Exactly. And those projects that don't make market sense are soon washed ou, not making it past FEED stages. Wherever a comodity is available, it won't be marketable if the cost of producing and delivering it runs it up over the market price. Thus in a free market both producer and transporter must agree on each of their respective risks and costs before committing to construct their respective portions of any kind of project in their combined effort to deliver the product at competitive prices. Consumers of the products must generally expect to pay for all of those associated costs of production, storage, transportation, delivery, cost of sales and risk amortatization, if they do indeed wish to purchase such products. If they don't, one of the parties underestimated their risk and must accept the consequences. Typical negotiations between all the parties involved will normally set out terms that fall within all market constraints even before getting to permit phases. The ultimate consumer of the goods generally pays all costs involved, unless there is some regulatory decision to the contrary (add that to the risk). Otherwise known as "There is no free lunch". So, if there is a far away sunny space with a solar farm on it, there probably was a big piece of wire already running nearby, or its a seller's market.
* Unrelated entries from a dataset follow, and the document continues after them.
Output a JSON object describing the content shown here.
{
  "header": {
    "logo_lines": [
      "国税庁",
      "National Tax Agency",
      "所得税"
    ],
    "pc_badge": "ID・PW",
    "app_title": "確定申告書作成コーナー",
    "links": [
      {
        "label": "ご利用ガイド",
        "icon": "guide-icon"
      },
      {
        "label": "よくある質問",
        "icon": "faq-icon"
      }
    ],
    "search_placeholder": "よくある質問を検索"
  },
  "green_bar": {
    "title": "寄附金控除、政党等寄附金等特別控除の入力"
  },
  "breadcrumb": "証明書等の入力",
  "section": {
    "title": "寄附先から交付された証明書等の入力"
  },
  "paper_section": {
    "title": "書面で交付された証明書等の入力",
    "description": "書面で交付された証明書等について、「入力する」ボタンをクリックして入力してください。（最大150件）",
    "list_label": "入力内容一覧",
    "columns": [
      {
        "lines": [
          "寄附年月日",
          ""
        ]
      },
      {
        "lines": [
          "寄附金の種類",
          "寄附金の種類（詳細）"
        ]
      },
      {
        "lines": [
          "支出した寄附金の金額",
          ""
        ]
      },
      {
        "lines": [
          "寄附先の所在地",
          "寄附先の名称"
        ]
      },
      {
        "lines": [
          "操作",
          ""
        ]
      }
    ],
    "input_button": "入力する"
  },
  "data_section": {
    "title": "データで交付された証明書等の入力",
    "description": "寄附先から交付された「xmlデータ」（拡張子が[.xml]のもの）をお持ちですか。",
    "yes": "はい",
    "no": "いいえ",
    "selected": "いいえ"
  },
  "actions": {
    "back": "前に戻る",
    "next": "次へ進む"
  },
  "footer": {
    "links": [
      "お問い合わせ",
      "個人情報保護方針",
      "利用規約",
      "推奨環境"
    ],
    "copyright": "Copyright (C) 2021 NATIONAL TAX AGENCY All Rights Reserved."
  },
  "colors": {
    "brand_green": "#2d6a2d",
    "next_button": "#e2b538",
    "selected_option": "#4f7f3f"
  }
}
RE: thread815-418158 Once bitten twice

Dik, There is a few mines going solar with no need to interconnect to the main grid (Vast distance makes it unfeasible). The national grid doesn't even cover every state. I think a large proportion of projects are planned close to existing transmission lines. For example there is a large solar farm and battery storage planned near Gympie QLD which is practically under the transmission lines(350MW Solar, 1000MW/4000MWh Storage).


AEMO Update on South Australia "Islanding"

At the time of the "islanding" of SA from the national engergy market it was supplying power to Victoria, when the lines went down the frequency rise was arrested by the Hornsdale Power Reserve. Over the course of the next few weeks the SA grid was supplying the Portland Aluminium Smelter in Vic (500MW) Which was supplied via the Mortlake Power Station (566MW Open Cycle Gas-fired Generator). While solar and wind capacities wouldn't have been able to handle the smelter itself the event proved the worth of the power reserve as a grid stabilisation tool. During a high frequency incident it acts as a load and during a low frequency it injects power. It had already usurped some of the gas generators market share for ancillary services by acting on much quicker timescales than a gas generator can physically act to provide the ancillary services. There was also suggestions that gas generators were waiting as long as possible to bid on ancillary services thus driving up prices overall but that could be purely speculation.